Beyond just drilling down into the nuances of terroir, wineries can often command higher prices for their bottles when the label boasts an AVA. “I had to explain every darn time [I was selling wine] how we were in-between AVAs and where we were,” says Burgess. “The conversations became long-winded and not as glowing as they should simply because we were not in our own nested AVA.”

Indeed, ‘Valley’ is a misnomer for the land in the proposed AVA. The area, starting at 400 feet in altitude, is sandwiched between the valley-floor vineyards of St. Helena and the high-altitude vines of Howell Mountain, which begin at 1,400 feet. If it passes, Crystal Springs of Napa Valley will become the only all-hillside appellation in Napa County, according to Burgess.

The area is sandwiched between the valley-floor vineyards of St. Helena and the high-altitude vines of Howell Mountain.
© Steven Burgess / photo provided
The area is sandwiched between the valley-floor vineyards of St. Helena and the high-altitude vines of Howell Mountain.

Hillside exposures create a unique ripening experience for grapes; the area’s west and southwest-facing slopes receive extended hours of daylight and bud break occurs earlier, which means an overall longer hang time during the growing season. Diurnal shifts allow grapes to cool down in the evening and retain their acidity. Unlike fruit from high-altitude sites like some in the Howell Mountain AVA, which can sometimes struggle to fully ripen, grapes grown on the slopes reach full maturity.

Because of constant airflow throughout the vineyards and warmer temperatures in the morning-–cold air flows downward and doesn’t pool on the slopes-–the area remains frost-free, another key attribute. “On cold, still mornings, the valley floor below the hillsides may dip six to ten degrees Fahrenheit lower,” says Burgess. “All three adjacent AVAs have frost, but not Crystal Springs of Napa Valley.”

Ultimately, wines show darker berry flavours, rich tannins, and an opulent but structured quality, according to Burgess.

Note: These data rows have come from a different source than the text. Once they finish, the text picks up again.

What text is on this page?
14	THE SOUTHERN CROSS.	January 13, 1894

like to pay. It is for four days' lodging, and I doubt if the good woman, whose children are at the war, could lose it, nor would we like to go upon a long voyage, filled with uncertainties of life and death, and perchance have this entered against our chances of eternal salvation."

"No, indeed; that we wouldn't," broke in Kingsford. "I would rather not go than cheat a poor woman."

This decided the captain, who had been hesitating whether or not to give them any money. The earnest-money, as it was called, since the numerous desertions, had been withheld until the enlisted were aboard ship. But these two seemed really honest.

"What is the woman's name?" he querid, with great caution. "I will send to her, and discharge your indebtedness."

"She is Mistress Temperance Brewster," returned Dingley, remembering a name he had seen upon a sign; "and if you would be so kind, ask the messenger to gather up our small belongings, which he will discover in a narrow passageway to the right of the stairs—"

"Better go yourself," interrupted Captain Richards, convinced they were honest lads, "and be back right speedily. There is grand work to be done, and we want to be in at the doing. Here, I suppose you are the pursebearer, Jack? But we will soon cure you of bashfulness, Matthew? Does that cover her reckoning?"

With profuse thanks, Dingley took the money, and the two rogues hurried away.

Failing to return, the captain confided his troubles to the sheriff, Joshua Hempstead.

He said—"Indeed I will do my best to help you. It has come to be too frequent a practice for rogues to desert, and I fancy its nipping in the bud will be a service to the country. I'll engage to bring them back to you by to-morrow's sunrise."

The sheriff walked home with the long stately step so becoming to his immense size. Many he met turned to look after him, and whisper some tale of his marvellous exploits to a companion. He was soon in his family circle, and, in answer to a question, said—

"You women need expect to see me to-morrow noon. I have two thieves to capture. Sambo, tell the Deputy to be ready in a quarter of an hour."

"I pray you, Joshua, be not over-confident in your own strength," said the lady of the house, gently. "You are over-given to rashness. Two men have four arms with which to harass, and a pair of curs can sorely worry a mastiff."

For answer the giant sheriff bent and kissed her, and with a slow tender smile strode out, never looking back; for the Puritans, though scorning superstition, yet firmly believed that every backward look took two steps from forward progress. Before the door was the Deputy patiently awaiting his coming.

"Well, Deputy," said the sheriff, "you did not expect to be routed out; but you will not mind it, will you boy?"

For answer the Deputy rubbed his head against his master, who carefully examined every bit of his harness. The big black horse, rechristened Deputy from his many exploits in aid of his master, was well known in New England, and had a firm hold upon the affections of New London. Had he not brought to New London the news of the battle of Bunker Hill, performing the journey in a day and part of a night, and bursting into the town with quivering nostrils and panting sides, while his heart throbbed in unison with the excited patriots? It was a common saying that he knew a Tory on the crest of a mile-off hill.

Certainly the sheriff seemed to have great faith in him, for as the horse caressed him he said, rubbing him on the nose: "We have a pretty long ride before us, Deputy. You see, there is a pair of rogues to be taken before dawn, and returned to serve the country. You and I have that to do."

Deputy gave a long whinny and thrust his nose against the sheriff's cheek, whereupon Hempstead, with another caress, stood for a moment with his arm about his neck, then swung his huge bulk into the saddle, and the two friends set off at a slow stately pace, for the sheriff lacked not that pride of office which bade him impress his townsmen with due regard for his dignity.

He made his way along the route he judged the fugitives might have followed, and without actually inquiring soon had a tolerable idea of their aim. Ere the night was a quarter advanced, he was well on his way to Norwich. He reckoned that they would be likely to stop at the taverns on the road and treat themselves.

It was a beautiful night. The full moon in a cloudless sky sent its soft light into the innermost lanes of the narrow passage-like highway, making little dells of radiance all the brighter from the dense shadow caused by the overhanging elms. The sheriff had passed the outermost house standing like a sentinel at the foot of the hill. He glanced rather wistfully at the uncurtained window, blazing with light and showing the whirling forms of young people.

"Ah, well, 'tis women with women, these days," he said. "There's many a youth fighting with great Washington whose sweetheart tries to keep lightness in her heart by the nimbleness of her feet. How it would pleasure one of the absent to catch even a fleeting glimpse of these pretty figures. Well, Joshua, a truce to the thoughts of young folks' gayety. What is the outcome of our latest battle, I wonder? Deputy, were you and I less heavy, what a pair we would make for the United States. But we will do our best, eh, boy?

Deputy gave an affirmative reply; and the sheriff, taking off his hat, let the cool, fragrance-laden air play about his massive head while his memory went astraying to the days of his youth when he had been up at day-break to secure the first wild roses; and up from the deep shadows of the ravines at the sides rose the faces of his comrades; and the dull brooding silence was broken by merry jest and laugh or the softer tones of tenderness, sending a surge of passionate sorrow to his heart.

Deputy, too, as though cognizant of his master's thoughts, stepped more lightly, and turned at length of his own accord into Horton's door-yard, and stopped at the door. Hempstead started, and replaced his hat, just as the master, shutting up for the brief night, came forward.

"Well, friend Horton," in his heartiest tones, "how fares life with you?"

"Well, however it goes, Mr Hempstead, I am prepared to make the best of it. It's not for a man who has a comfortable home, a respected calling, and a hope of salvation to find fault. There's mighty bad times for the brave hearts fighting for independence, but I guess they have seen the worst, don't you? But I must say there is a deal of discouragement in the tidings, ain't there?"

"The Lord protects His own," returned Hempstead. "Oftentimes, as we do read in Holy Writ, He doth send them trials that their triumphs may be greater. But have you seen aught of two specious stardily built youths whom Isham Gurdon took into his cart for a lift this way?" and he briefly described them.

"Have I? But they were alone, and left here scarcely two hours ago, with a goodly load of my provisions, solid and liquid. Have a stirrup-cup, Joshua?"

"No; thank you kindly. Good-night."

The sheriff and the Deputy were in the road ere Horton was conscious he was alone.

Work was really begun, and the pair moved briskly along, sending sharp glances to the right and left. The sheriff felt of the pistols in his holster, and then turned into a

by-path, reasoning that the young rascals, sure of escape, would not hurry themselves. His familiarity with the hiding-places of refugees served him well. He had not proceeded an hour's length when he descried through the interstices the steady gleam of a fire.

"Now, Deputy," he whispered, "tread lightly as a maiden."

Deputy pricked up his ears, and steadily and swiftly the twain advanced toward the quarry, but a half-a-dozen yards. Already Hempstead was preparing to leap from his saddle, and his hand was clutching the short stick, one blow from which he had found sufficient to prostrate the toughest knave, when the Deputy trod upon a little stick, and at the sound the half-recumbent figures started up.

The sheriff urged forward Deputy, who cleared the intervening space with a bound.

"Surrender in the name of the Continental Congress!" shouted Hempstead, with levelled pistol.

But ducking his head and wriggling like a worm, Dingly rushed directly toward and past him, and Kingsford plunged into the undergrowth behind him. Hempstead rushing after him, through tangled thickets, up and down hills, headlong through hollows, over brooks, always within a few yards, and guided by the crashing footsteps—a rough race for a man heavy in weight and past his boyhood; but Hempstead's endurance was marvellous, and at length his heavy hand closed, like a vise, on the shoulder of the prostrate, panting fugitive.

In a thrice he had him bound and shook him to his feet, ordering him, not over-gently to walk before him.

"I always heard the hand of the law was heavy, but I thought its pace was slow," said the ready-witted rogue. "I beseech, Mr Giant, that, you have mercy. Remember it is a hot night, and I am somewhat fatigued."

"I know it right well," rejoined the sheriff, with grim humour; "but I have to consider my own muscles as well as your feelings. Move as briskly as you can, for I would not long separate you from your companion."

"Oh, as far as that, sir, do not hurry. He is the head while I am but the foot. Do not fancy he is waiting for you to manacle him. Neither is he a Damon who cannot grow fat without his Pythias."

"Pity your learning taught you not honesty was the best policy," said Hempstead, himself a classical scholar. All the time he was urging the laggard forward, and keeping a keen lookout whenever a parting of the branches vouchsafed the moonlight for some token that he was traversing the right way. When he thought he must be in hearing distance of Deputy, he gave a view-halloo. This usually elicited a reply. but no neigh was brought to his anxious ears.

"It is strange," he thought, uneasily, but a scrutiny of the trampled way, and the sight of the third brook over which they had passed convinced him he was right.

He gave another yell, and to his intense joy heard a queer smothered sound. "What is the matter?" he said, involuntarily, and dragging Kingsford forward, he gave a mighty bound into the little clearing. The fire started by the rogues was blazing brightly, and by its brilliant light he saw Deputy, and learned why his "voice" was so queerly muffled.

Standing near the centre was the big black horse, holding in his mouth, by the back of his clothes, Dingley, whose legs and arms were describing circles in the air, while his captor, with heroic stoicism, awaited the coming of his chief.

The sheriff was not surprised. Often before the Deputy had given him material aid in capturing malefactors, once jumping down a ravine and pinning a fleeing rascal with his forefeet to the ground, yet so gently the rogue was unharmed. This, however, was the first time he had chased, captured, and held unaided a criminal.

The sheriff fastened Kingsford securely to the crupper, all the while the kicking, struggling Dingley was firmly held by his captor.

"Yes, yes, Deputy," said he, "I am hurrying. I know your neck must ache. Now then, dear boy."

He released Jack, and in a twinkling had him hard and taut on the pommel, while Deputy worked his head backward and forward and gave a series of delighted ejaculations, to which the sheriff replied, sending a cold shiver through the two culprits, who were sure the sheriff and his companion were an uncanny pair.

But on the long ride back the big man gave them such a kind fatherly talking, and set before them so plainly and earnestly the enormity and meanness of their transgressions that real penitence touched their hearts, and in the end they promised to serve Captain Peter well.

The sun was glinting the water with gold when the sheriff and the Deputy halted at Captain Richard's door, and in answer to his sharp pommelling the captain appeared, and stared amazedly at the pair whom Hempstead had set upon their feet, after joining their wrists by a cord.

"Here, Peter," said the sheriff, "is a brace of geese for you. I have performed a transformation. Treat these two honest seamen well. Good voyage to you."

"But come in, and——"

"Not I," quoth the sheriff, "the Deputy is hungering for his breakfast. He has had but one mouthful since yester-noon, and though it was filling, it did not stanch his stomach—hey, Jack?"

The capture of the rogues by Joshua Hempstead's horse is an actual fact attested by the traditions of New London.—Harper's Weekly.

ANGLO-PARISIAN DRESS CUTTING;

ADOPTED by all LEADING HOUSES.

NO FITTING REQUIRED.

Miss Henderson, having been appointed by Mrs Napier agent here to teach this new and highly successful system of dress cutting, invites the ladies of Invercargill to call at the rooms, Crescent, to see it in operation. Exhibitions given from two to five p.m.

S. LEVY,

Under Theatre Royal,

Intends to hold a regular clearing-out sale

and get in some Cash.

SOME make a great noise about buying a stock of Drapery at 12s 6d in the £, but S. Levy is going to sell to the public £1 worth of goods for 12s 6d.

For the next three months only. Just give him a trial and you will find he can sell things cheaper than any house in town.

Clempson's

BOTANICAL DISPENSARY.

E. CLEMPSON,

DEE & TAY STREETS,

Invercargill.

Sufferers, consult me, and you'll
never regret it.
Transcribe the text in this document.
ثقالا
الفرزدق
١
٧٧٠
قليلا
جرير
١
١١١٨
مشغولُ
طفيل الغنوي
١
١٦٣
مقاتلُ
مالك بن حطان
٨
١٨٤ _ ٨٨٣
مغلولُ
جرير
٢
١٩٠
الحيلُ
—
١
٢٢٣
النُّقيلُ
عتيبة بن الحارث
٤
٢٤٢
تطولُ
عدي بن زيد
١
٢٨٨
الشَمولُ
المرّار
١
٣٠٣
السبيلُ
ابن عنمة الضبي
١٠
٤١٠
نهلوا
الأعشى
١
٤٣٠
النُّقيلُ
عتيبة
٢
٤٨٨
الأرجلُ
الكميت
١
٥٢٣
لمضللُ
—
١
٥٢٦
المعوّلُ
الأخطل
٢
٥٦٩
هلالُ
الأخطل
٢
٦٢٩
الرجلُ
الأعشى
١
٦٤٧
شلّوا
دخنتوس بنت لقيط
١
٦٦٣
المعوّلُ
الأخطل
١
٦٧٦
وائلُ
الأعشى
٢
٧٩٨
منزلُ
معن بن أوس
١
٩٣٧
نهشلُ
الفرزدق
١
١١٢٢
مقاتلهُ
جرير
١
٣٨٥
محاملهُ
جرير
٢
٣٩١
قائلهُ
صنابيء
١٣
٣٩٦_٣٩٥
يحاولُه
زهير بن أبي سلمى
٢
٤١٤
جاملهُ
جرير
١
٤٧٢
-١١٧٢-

While obtaining data to prove the relevance of a new AVA requires endless work, one of the biggest headaches for winemakers is figuring out what to call the appellation; AVA names must have some historical context. After considering (and luckily rejecting) “Sanitorium,” a nod to an area landmark, Burgess pulled inspiration from the hospital’s original name, Crystal Springs Rural Health Retreat.

Approximate position of the new AVA (marked in red)
Shutterstock, Falstaff
Approximate position of the new AVA (marked in red)

Although there is a lot of buzz around Crystal Springs of Napa Valley, not all winemakers are jumping on the bandwagon. Viader resides at 1,300, just 100 feet short of being able to define itself as Howell Mountain. Over the years, proprietor Delia Viader considered petitioning the Howell Mountain AVA but decided the cost and effort weren’t worth it. Now, she isn’t in any rush to adopt the new Crystal Springs name, either. “We’ve been here for 35 years,” she says. “We've worked well enough nationally and internationally to create a brand strong enough to rely on ‘Napa Valley’.”

While she will continue with “Napa Valley” on the label, she supports the creation of the new appellation, “especially if it helps somebody else or propels [them] to the limelight,” she says. “The family of wine-making people is the global community.  It's exciting when people start, when people believe in this industry, when people have aspirations, and they show their passion.”